O apelo extremo foi interposto com fundamento na alínea "a" do permissivo constitucional.
O acórdão recorrido ficou assim ementado:
APELAÇÃO — REEXAME NECESSÁRIO — Ação anulatória de débito fiscal — Multa — Autuação por recebimento e estocagem de mercadorias acompanhadas de documentação fiscal emitida por empresa declarada inidônea — Sentença de parcial procedência — Afastamento dos juros moratórios fixados pela Lei nº 13.918/09 e recálculo com aplicação da Taxa Selic — Provimento do recurso de apelação, prejudicada a análise do reexame necessário — Reconhecimento de total procedência do pedido — Fixação dos honorários advocatícios sucumbenciais, por apreciação equitativa — Interposição de recurso especial — Remessa para eventual adequação da fundamentação e/ou manutenção da decisão, nos termos do art. 1.040, II, do CPC/15, em razão do julgamento do mérito do REsp nº 1.850.512/SP, Tema nº 1.076 do STJ — Admissibilidade de arbitramento de honorários por equidade quando, havendo ou não condenação, o proveito econômico obtido pelo vencedor for inestimável ou irrisório ou quando o valor da causa for muito baixo — Inocorrência — Hipótese em que os honorários devem ser fixados sobre o proveito econômico — Adequação do julgado.
Opostos os embargos de declaração, foram rejeitados.
No recurso extraordinário sustenta-se violação do(s) art.(s) 1º, inciso IV, 5º, caput e inciso LIV, e 170, da Constituição Federal.
Decido.
Analisados os autos, verifica-se que, para ultrapassar o entendimento do Tribunal de origem, seria necessário analisar a causa à luz da interpretação dada à legislação infraconstitucional pertinente e reexaminar os fatos e as provas dos autos, o que não é cabível em sede de recurso extraordinário, pois a afronta ao texto constitucional, se houvesse, seria indireta ou reflexa e a Súmula 279 desta Corte impede o reexame de provas. Sobre o tema, a propósito:
“ Agravo regimental no recurso extraordinário com agravo. Direito Administrativo. Responsabilidade do Estado. Danos morais e materiais. Dissídio coletivo. Descumprimento de acordo. Fatos e provas. Reexame. Impossibilidade. Precedentes. 1. Inadmissível, em recurso extraordinário, o reexame dos fatos e das provas dos autos. Incidência da Súmula nº 279/STF. 2. Agravo regimental não provido.” (ARE nº 1.182.799/SP-AgR, Tribunal Pleno, Min. Rel. Dias Toffoli (Presidente), DJe de 24/4/2019).

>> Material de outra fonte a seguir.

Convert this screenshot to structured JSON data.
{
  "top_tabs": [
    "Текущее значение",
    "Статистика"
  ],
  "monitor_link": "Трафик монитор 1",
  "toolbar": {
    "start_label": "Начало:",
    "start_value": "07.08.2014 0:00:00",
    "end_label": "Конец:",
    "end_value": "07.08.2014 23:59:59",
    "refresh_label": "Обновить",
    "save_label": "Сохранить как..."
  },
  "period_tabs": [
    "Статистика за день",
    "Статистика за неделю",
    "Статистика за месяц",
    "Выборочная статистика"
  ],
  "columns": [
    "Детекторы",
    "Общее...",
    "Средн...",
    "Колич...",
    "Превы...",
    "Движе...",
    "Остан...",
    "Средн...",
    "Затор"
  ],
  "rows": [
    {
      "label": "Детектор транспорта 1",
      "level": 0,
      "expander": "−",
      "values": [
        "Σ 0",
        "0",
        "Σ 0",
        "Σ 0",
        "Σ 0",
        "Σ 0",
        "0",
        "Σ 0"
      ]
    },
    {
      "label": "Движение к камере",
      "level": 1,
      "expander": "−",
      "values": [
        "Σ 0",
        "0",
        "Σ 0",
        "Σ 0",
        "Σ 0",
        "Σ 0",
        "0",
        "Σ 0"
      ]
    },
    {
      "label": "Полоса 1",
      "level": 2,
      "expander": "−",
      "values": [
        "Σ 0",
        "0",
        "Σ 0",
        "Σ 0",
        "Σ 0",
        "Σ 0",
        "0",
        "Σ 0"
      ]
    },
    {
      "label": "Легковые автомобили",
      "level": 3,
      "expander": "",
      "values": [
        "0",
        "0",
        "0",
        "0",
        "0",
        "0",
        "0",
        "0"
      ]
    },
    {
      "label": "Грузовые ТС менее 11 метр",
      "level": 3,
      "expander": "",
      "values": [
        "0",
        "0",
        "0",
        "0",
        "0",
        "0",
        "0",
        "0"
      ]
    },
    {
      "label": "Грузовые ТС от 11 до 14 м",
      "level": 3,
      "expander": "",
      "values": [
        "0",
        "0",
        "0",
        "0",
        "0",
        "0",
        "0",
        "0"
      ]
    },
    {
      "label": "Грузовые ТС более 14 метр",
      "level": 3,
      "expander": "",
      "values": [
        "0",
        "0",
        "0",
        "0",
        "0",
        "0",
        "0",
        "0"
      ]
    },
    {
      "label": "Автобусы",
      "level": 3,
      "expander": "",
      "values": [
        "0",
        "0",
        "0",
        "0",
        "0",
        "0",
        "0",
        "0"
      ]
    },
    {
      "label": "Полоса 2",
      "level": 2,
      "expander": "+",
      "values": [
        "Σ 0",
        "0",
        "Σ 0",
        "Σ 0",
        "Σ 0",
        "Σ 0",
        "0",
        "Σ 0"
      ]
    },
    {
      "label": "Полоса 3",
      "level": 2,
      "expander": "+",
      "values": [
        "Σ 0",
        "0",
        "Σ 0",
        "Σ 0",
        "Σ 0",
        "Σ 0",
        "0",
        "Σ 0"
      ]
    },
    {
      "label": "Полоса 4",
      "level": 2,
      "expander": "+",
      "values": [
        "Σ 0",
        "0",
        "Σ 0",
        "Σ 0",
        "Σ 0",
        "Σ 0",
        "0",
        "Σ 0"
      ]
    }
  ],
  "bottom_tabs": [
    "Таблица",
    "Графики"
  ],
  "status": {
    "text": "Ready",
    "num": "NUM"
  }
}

“AGRAVO REGIMENTAL NO RECURSO EXTRAORDINÁRIO COM AGRAVO. INTERPOSIÇÃO EM 30.04.2021. PROCESSUAL CIVIL. AÇÃO RESCISÓRIA. INVESTIGAÇÃO DE PATERNIDADE POST MORTEM. NECESSIDADE DE ANÁLISE PRÉVIA DE LEGISLAÇÃO INFRACONSTITUCIONAL E DO CONJUNTO FÁTICO-PROBATÓRIO DOS AUTOS. OFENSA REFLEXA. SÚMULA 279 DO STF. AGRAVO REGIMENTAL A QUE SE NEGA PROVIMENTO. 1. Eventual divergência ao entendimento adotado pelo Tribunal a quo, em relação ao preenchimento dos requisitos legais para a procedência da ação rescisória, demandaria o reexame de fatos e provas constantes dos autos, bem como da legislação infraconstitucional aplicável à espécie (Código de Processo Civil). Dessa forma, resta demonstrada a não ocorrência de ofensa constitucional direta, o que inviabiliza o processamento do apelo extremo, além da vedação contida na Súmula 279 do STF. 2. Agravo regimental a que se nega provimento.” (ARE 1.296.307/SP-AgR, Segunda Turma, Rel. Min. Edson Fachin, DJe de 5/7/2021)
“Recurso extraordinário: descabimento: questão decidida à luz de legislação infraconstitucional e da análise de fatos e provas, ausente o prequestionamento dos dispositivos constitucionais tidos por violados (Súmulas 282 e 279); alegada ofensa que, se ocorresse, seria reflexa ou indireta: incidência, mutatis mutandis, da Súmula 636.” (AI nº 518.895/MG-AgR, Primeira Turma, Rel. Min. Sepúlveda Pertence, DJ de 15/4/2005).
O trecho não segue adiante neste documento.